De meeste baby’s die net gevoed zijn en voldoende gehad hebben, huilen niet na de voeding. Huilt jouw baby wel na de voeding, dan is de kans groot dat er niets ernstigs aan de hand is. Op deze pagina komen de veelvoorkomende onschuldige oorzaken van huilen tijdens en na de voeding aan bod.

Baby’s worden geboren met een zuigreflex om ervoor te zorgen dat ze voldoende voeding binnen krijgen. De aangeboren zuigbehoefte verschilt tussen baby’s. Ook bij voldoende voeding kan een deel van de baby’s na de voeding behoefte hebben om te zuigen en onrustig worden als daarvoor niets beschikbaar is. Een speen biedt dan troost. Na drie maanden wordt de zuigbehoefte langzaam minder.

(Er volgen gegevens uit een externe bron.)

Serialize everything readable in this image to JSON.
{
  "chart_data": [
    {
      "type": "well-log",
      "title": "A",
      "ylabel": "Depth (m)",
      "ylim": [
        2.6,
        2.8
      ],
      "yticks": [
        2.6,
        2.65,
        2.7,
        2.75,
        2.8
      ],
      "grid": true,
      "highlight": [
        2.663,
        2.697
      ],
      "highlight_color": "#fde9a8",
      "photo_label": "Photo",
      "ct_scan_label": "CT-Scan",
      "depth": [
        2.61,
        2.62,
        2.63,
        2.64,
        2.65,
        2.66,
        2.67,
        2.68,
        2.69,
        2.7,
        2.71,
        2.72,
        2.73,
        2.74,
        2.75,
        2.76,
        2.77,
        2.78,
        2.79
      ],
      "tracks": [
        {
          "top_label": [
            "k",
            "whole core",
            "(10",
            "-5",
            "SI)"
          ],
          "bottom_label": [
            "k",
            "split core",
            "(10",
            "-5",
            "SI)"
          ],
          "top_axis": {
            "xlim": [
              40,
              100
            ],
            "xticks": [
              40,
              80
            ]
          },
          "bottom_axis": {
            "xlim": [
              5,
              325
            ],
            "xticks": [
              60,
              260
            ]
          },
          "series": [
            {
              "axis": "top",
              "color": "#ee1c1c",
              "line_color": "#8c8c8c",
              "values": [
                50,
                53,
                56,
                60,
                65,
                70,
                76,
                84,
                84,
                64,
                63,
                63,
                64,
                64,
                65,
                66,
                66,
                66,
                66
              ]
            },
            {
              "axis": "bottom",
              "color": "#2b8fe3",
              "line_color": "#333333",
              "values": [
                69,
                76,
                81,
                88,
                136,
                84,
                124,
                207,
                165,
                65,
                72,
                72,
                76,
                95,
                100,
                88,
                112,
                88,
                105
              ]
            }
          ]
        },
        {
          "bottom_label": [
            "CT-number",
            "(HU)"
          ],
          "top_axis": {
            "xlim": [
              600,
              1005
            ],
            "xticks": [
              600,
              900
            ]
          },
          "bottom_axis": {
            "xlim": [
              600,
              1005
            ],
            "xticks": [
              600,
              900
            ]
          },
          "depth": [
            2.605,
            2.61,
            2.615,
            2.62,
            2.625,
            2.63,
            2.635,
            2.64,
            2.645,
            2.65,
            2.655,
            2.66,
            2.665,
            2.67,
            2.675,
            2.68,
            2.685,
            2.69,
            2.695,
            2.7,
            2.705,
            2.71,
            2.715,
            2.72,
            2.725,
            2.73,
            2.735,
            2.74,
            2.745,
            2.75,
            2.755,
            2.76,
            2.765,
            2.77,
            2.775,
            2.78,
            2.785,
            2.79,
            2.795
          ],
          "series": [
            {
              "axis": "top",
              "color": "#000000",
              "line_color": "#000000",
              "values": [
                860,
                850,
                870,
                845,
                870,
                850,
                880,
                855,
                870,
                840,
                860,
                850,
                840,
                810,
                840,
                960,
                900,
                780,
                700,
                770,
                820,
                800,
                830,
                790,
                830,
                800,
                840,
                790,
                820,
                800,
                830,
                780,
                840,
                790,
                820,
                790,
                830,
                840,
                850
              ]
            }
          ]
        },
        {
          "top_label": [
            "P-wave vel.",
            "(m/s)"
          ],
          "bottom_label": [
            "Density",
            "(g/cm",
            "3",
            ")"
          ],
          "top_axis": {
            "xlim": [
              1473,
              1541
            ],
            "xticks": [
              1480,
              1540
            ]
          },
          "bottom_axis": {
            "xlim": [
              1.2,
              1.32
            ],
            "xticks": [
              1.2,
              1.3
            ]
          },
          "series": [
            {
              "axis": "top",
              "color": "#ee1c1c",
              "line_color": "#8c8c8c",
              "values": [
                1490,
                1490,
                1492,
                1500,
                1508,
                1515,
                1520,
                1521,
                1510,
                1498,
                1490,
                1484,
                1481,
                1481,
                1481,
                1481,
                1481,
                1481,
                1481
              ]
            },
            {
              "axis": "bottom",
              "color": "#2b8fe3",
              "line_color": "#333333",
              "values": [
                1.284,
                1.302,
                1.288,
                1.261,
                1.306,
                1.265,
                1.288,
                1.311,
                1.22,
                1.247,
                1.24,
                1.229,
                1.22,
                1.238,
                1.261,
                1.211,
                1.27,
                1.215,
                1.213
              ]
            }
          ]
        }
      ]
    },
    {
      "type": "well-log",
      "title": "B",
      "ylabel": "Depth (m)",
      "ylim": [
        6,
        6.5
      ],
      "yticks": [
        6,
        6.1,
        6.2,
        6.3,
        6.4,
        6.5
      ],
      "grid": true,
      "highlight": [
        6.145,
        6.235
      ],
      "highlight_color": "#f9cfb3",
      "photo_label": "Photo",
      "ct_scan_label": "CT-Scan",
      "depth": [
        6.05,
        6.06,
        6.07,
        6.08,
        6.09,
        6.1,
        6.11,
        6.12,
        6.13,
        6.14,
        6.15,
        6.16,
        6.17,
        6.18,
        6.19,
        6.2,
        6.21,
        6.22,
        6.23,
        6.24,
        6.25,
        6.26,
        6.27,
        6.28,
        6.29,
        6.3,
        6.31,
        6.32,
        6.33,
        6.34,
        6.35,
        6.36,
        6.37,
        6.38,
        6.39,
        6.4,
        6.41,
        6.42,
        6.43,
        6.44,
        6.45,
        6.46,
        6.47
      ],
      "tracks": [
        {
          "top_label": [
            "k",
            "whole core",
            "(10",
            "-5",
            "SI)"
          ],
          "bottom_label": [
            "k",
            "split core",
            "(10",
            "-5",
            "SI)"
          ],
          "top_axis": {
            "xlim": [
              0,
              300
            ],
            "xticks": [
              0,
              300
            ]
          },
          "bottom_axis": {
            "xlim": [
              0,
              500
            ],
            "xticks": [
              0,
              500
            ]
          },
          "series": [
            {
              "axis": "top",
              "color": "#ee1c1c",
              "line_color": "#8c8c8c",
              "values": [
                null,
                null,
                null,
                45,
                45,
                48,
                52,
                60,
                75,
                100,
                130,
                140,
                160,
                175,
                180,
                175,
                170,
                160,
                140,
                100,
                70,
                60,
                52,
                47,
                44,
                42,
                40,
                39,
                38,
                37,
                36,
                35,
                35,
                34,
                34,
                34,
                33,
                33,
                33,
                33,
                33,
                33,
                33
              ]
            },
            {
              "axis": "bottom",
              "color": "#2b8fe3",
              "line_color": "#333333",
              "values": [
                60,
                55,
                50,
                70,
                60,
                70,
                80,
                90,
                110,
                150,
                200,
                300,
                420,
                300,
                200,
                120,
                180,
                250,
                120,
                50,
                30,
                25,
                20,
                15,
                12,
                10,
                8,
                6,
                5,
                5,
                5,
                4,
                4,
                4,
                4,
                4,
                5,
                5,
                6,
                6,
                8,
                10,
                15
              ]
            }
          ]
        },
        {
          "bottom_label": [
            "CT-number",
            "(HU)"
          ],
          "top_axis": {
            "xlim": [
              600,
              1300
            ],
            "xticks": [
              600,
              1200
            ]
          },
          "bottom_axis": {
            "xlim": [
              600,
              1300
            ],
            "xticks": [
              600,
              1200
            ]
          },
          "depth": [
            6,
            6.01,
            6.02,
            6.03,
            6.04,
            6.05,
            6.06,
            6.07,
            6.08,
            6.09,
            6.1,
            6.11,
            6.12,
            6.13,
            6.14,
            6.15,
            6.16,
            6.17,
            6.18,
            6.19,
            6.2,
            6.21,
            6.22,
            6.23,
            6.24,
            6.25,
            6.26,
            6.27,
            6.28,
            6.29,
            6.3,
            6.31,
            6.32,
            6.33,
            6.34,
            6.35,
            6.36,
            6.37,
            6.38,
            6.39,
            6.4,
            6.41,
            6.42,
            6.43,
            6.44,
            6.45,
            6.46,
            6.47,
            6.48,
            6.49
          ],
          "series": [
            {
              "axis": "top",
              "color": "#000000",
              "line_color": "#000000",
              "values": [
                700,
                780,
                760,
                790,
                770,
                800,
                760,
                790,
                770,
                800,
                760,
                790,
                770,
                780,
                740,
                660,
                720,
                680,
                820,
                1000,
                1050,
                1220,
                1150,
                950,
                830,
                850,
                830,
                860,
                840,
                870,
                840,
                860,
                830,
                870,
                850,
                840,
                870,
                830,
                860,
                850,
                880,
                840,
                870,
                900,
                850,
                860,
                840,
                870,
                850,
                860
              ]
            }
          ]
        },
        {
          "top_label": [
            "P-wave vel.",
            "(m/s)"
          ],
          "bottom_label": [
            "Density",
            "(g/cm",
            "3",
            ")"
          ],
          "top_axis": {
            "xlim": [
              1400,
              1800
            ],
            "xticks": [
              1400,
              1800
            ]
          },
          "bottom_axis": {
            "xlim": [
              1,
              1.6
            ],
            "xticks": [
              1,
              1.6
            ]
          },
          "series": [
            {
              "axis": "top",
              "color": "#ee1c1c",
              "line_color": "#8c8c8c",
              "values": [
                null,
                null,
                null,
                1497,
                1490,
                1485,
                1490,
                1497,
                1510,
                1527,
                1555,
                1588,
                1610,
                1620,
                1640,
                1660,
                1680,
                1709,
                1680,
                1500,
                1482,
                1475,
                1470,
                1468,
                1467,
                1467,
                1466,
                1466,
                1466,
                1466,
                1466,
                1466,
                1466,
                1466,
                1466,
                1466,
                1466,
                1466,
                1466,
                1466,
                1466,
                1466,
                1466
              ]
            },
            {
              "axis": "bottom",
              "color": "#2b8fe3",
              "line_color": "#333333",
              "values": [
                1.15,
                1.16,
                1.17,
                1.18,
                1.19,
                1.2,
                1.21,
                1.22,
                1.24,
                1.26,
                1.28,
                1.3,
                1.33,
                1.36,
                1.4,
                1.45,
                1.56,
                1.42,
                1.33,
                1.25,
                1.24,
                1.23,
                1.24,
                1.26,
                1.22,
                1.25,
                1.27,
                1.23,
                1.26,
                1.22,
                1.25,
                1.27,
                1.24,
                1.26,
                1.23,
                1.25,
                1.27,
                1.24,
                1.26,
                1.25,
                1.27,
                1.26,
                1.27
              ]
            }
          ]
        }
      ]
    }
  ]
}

Je kunt de speen dan eventueel afbouwen.  

De gastrocolische reflex is het samentrekken van je maag en de darmen wanneer er eten in je maag terecht komt. Zowel baby’s als volwassen beschikken over deze reflex. Baby’s reageren er echter veel sterker op. Doordat de gastrocolische reflex een prikkel binnen het lichaam is, kan een prikkelgevoelige baby er tijdens of na de voeding van slag van raken.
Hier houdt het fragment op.